Plyometrics: This exercise is for working on explosive strength plus coordination simultaneously. You make and place plyometric boxes one after the other and then jump on and off differently which require different movements. It is crucial as a research proves that ground time reaction is reduced allowing players to respond much quicker.

Medicine Ball Push Ups: Soccer mainly requires loads of power in the muscles of lower body but we cannot neglect the upper part of body at all. Goalkeepers need to develop swift explosive power for grabbing balls from the air prior to hitting the net or blocking of shots with the chest. For improving these abilities, this is the best method. These not only works the arms and chest but the core and shoulders as well. While doing them, your hands should be resting on the medicine ball requiring you to make your body stable so you do not end up rolling alongwith the ball. This stimulates your shoulders and core keeping you fit to the fullest.

Barbell Rollouts: Players must have a powerful core for playing at their best. For instance, while blocking a straight free kick or shot, you should take the ball to gut. Thus, for having the best possible core, this is a great workout. These are very grueling as they require you to have a barbell, get on your knees, roll it into yourself and then outwards flexing your core. This sounds easy but when you do this for some time, your abs will experience the burn. However, if you persevere and continue doing it, you would develop a very hard stomach which can take blows.

Zigzag Sprint: Soccer obviously requires you to run but you also need to change directions swiftly. If you run across a huge field, speed alone won’t get you across; you need to be as agile as possible. Most pro soccer players are aware of this. Thus, they practice various running workouts for keeping them in shape. However, this one impacts their performance a lot. It combines pace with sharp stops or turns building pace, agility and explosiveness that are the fundamentals of what makes a great player of soccer.

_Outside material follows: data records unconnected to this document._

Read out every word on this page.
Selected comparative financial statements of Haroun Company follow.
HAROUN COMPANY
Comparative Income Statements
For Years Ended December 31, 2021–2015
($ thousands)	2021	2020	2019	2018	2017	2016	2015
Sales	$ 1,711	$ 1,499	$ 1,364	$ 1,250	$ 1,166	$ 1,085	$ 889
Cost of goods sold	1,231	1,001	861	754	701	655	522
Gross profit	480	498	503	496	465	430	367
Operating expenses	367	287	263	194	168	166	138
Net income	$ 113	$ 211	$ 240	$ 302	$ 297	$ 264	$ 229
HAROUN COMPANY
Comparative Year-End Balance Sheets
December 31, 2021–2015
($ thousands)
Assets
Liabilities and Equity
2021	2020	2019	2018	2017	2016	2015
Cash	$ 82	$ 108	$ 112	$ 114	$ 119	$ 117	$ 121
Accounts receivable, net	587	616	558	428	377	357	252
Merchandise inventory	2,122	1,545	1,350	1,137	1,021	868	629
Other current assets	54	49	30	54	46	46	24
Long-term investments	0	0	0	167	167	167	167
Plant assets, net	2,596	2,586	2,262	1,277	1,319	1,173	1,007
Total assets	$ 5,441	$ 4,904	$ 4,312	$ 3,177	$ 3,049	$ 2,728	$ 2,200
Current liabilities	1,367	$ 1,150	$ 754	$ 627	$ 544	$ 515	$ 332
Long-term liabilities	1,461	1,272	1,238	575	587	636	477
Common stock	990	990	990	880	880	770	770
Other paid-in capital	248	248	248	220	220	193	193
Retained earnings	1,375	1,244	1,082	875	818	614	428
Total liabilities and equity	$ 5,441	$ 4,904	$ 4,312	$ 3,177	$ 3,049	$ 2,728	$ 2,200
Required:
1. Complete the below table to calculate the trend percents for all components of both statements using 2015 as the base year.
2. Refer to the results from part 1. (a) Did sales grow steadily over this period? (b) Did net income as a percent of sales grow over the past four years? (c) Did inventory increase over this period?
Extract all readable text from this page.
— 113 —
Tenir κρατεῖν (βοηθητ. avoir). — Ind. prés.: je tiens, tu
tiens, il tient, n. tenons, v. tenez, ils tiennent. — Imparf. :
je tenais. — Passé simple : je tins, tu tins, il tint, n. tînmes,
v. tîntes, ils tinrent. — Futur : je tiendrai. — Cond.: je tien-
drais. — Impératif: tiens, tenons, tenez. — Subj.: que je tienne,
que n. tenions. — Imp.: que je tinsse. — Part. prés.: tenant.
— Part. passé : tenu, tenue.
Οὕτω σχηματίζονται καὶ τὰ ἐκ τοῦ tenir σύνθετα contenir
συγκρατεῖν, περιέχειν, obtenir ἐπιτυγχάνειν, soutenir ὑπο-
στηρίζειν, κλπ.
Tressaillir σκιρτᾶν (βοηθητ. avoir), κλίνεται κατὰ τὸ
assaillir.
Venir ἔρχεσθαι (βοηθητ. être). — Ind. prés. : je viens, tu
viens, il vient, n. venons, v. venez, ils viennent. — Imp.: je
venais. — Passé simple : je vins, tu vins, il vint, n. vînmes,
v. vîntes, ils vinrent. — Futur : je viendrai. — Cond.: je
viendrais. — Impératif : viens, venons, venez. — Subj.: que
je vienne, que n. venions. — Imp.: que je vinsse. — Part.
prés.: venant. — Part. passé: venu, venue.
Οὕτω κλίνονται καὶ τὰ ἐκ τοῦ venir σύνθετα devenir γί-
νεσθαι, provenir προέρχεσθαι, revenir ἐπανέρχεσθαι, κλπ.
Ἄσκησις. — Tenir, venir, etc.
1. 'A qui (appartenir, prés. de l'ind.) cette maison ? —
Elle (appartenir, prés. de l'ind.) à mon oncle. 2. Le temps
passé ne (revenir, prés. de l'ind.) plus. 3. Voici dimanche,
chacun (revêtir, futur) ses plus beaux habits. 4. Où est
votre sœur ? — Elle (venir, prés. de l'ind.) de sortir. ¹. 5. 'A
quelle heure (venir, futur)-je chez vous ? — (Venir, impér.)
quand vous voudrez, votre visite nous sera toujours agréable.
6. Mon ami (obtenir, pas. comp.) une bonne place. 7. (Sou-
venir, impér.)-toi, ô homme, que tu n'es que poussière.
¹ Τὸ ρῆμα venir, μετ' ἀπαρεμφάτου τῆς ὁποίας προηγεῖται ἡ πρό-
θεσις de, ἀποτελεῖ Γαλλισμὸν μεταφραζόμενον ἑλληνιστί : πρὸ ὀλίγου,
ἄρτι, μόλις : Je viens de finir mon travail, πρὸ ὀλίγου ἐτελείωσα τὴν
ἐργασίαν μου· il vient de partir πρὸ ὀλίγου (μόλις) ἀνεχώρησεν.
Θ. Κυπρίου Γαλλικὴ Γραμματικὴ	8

Turkish Get-Ups: Players don’t only make use of their lower bodies but they also require complete body strength for keeping their speed and agility going when they turn their bodies towards multiple directions. This workout equipment grants them the required strength for playing a great match of soccer. A goalkeeper certainly needs to do it for core strength and shoulder mobility. For doing it properly, begin on the floor; your back should be on the ground; the right knee should be bent with the left knee extended out. With right hand, hold the dumbbell; extend the left arm at 90 degrees angle so your palm is on the ground. At this weight, the right arm should be extended parallel to the shoulder. Pushing up your hips, bend your left knee and then bring in your leg from behind. The 2nd leg must be up at 90 degrees in front of yourself. Then, from a lunge position, bring up your body and stand with your weight over the body. This workout is indeed a great method for building the stability required by a high class player of soccer which is much more than just having the best soccer balls.